30th September 2013

Using Drupal to enable Open Data

Graeme Blackwood
Developer

For the last few years, there has been a growing move toward making data available for use, reuse and redistribution by anyone who has an interest in doing so. Open Data is increasingly being embraced, or even mandated by governments across the globe, and is already being used in some really interesting ways.

During my time at DrupalCon Prague last week, I had the opportunity to learn more about where Drupal fits in all this by attending an informal gathering (a BoF session) called "DKAN: The Drupal distribution for open data".

CKAN and DKAN

CKAN is a non-Drupal system that has been developed to help people working with open data on the web. It's pretty powerful, but quite specific to the task in hand. However, it generally needs to be integrated with additional systems if there is a need to have it running alongside other web content (though my understanding is that they are working on some CMS capabilities).

Because of this, CKAN is used alongside Drupal for many government websites to deliver open data across the world. Yet because CKAN is a completely different system, it doesn't take advantage of Drupal's huge developer base and all the extensibility that being on Drupal would offer. Enter DKAN, a Drupal distribution designed to leverage all the benefits of Drupal and the power of CKAN in one.

DKAN means Drupal users don't need to learn another system or programming language if they want to start working with open data standards. The DKAN modules can also be taken separately and plugged into an existing website, making it very quick and easy to start working with open data right now.

What are the main differences between CKAN and DKAN?
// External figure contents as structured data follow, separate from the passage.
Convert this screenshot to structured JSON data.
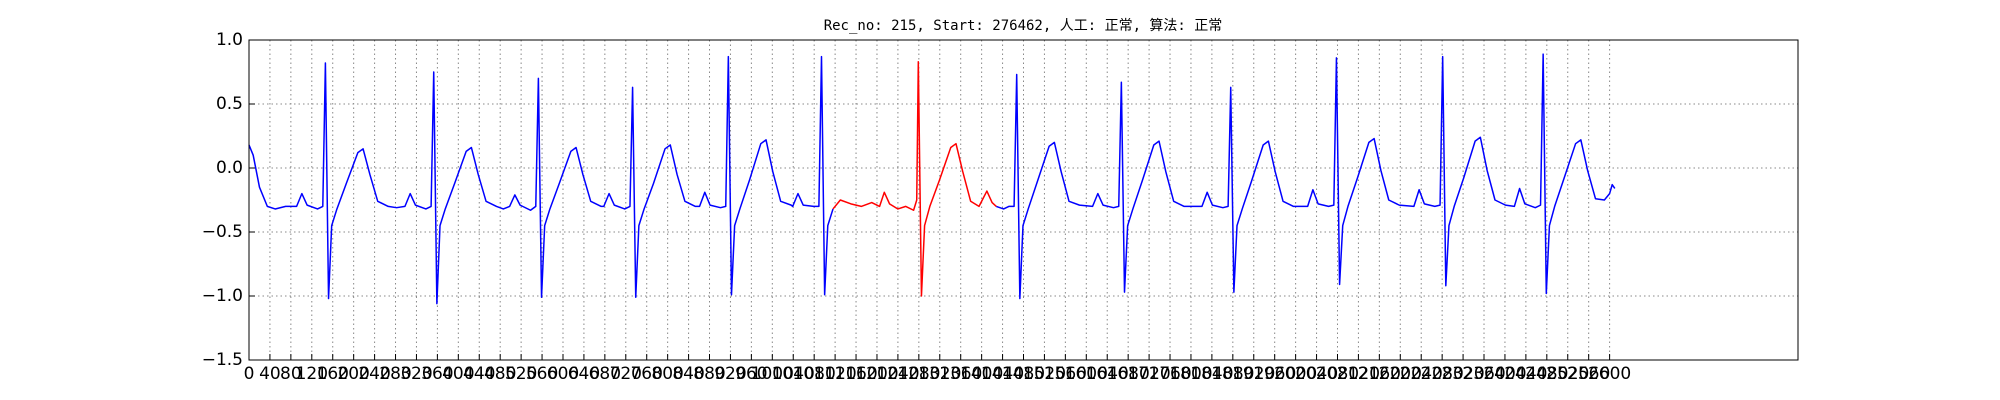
{
  "chart_data": {
    "type": "line",
    "title": "Rec_no: 215, Start: 276462, 人工: 正常, 算法: 正常",
    "xlim": [
      0,
      2960
    ],
    "xticks": [
      0,
      40,
      80,
      120,
      160,
      200,
      240,
      280,
      320,
      360,
      400,
      440,
      480,
      520,
      560,
      600,
      640,
      680,
      720,
      760,
      800,
      840,
      880,
      920,
      960,
      1000,
      1040,
      1080,
      1120,
      1160,
      1200,
      1240,
      1280,
      1320,
      1360,
      1400,
      1440,
      1480,
      1520,
      1560,
      1600,
      1640,
      1680,
      1720,
      1760,
      1800,
      1840,
      1880,
      1920,
      1960,
      2000,
      2040,
      2080,
      2120,
      2160,
      2200,
      2240,
      2280,
      2320,
      2360,
      2400,
      2440,
      2480,
      2520,
      2560,
      2600
    ],
    "ylim": [
      -1.5,
      1.0
    ],
    "yticks": [
      {
        "value": -1.5,
        "label": "−1.5"
      },
      {
        "value": -1.0,
        "label": "−1.0"
      },
      {
        "value": -0.5,
        "label": "−0.5"
      },
      {
        "value": 0,
        "label": "0.0"
      },
      0.5,
      {
        "value": 1.0,
        "label": "1.0"
      }
    ],
    "grid": true,
    "series": [
      {
        "color": "#0000ff",
        "x": [
          0,
          8,
          20,
          35,
          50,
          70,
          91,
          101,
          111,
          131,
          141,
          146,
          152,
          158,
          168,
          186,
          208,
          218,
          231,
          246,
          266,
          282,
          298,
          308,
          318,
          338,
          348,
          353,
          359,
          365,
          375,
          393,
          415,
          425,
          438,
          453,
          473,
          486,
          498,
          508,
          518,
          538,
          548,
          553,
          559,
          565,
          575,
          593,
          615,
          625,
          638,
          653,
          673,
          678,
          688,
          698,
          718,
          728,
          733,
          739,
          745,
          755,
          773,
          795,
          805,
          818,
          833,
          853,
          861,
          871,
          881,
          901,
          911,
          916,
          922,
          928,
          938,
          956,
          978,
          988,
          1001,
          1016,
          1036,
          1039,
          1049,
          1059,
          1079,
          1089,
          1094,
          1100,
          1106,
          1116
        ],
        "values": [
          0.18,
          0.1,
          -0.15,
          -0.3,
          -0.32,
          -0.3,
          -0.3,
          -0.2,
          -0.29,
          -0.32,
          -0.3,
          0.82,
          -1.02,
          -0.45,
          -0.32,
          -0.12,
          0.12,
          0.15,
          -0.05,
          -0.26,
          -0.3,
          -0.31,
          -0.3,
          -0.2,
          -0.29,
          -0.32,
          -0.3,
          0.75,
          -1.06,
          -0.45,
          -0.32,
          -0.12,
          0.13,
          0.16,
          -0.05,
          -0.26,
          -0.3,
          -0.32,
          -0.3,
          -0.21,
          -0.29,
          -0.33,
          -0.3,
          0.7,
          -1.01,
          -0.45,
          -0.32,
          -0.12,
          0.13,
          0.16,
          -0.05,
          -0.26,
          -0.3,
          -0.3,
          -0.2,
          -0.29,
          -0.32,
          -0.3,
          0.63,
          -1.01,
          -0.45,
          -0.32,
          -0.12,
          0.15,
          0.18,
          -0.05,
          -0.26,
          -0.3,
          -0.3,
          -0.19,
          -0.29,
          -0.31,
          -0.3,
          0.87,
          -0.99,
          -0.45,
          -0.32,
          -0.1,
          0.19,
          0.22,
          -0.03,
          -0.26,
          -0.29,
          -0.3,
          -0.2,
          -0.29,
          -0.3,
          -0.3,
          0.87,
          -0.99,
          -0.45,
          -0.32
        ]
      },
      {
        "color": "#ff0000",
        "x": [
          1116,
          1130,
          1150,
          1170,
          1190,
          1205,
          1214,
          1224,
          1240,
          1255,
          1270,
          1276,
          1279,
          1285,
          1291,
          1301,
          1319,
          1341,
          1351,
          1364,
          1379,
          1395,
          1410,
          1420,
          1428
        ],
        "values": [
          -0.32,
          -0.25,
          -0.28,
          -0.3,
          -0.27,
          -0.3,
          -0.19,
          -0.28,
          -0.32,
          -0.3,
          -0.33,
          -0.25,
          0.83,
          -1.0,
          -0.45,
          -0.3,
          -0.1,
          0.16,
          0.19,
          -0.03,
          -0.26,
          -0.3,
          -0.18,
          -0.27,
          -0.3
        ]
      },
      {
        "color": "#0000ff",
        "x": [
          1428,
          1442,
          1452,
          1462,
          1467,
          1473,
          1479,
          1489,
          1507,
          1529,
          1539,
          1552,
          1567,
          1587,
          1612,
          1622,
          1632,
          1652,
          1662,
          1667,
          1673,
          1679,
          1689,
          1707,
          1729,
          1739,
          1752,
          1767,
          1787,
          1821,
          1831,
          1841,
          1861,
          1871,
          1876,
          1882,
          1888,
          1898,
          1916,
          1938,
          1948,
          1961,
          1976,
          1996,
          2023,
          2033,
          2043,
          2063,
          2073,
          2078,
          2084,
          2090,
          2100,
          2118,
          2140,
          2150,
          2163,
          2178,
          2198,
          2226,
          2236,
          2246,
          2266,
          2276,
          2281,
          2287,
          2293,
          2303,
          2321,
          2343,
          2353,
          2366,
          2381,
          2401,
          2418,
          2428,
          2438,
          2458,
          2468,
          2473,
          2479,
          2485,
          2495,
          2513,
          2535,
          2545,
          2558,
          2573,
          2590,
          2600,
          2605,
          2610
        ],
        "values": [
          -0.3,
          -0.32,
          -0.3,
          -0.3,
          0.73,
          -1.02,
          -0.45,
          -0.32,
          -0.1,
          0.17,
          0.2,
          -0.03,
          -0.26,
          -0.29,
          -0.3,
          -0.2,
          -0.29,
          -0.31,
          -0.3,
          0.67,
          -0.97,
          -0.45,
          -0.32,
          -0.1,
          0.18,
          0.21,
          -0.03,
          -0.26,
          -0.3,
          -0.3,
          -0.19,
          -0.29,
          -0.31,
          -0.3,
          0.63,
          -0.97,
          -0.45,
          -0.32,
          -0.1,
          0.18,
          0.21,
          -0.03,
          -0.26,
          -0.3,
          -0.3,
          -0.17,
          -0.28,
          -0.3,
          -0.29,
          0.86,
          -0.91,
          -0.45,
          -0.3,
          -0.08,
          0.2,
          0.23,
          -0.02,
          -0.25,
          -0.29,
          -0.3,
          -0.17,
          -0.28,
          -0.3,
          -0.29,
          0.87,
          -0.92,
          -0.45,
          -0.3,
          -0.08,
          0.21,
          0.24,
          -0.02,
          -0.25,
          -0.29,
          -0.3,
          -0.16,
          -0.28,
          -0.31,
          -0.29,
          0.89,
          -0.98,
          -0.45,
          -0.3,
          -0.08,
          0.19,
          0.22,
          -0.02,
          -0.24,
          -0.25,
          -0.2,
          -0.13,
          -0.16
        ]
      }
    ]
  }
}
DKAN is is still in development but is modelling itself on CKAN. Most of the core open data features of CKAN have been replicated and can be used right now by experienced Drupal teams, although there is work to do before they reach full parity. Also CKAN was specifically designed to handle huge, multi Gigabyte open datasets without much problem. Drupal is designed to do pretty well whatever you want, so there is an efficiency trade-off. But dealing with performance in Drupal is a well-trodden path and the same knowledge used to make huge Drupal sites highly performant can be applied to DKAN.

So which should you use?

Use CKAN if:

  • You just want to manage data and open it up to the world
  • Work with or are happy to learn Python, etc
  • You are not interested in extending the system
  • You are happy to integrate with another system (if required) and maintain two codebases
  • You are handling massive datasets, though Drupal will probably be fine with good configuration

Use DKAN if:

  • You want to start using open data on an existing Drupal site
  • Your current team works with Drupal or PHP/MySQL generally
  • You want to integrate open data seamlessly with the wider experience on the website
  • You want to get up and running quickly with open data, but also have plenty of options for extensibility in the future

Over time, open data will power many more apps and services, empower research and development, improve decision making and generally increase knowledge and understanding across the world. Exciting times!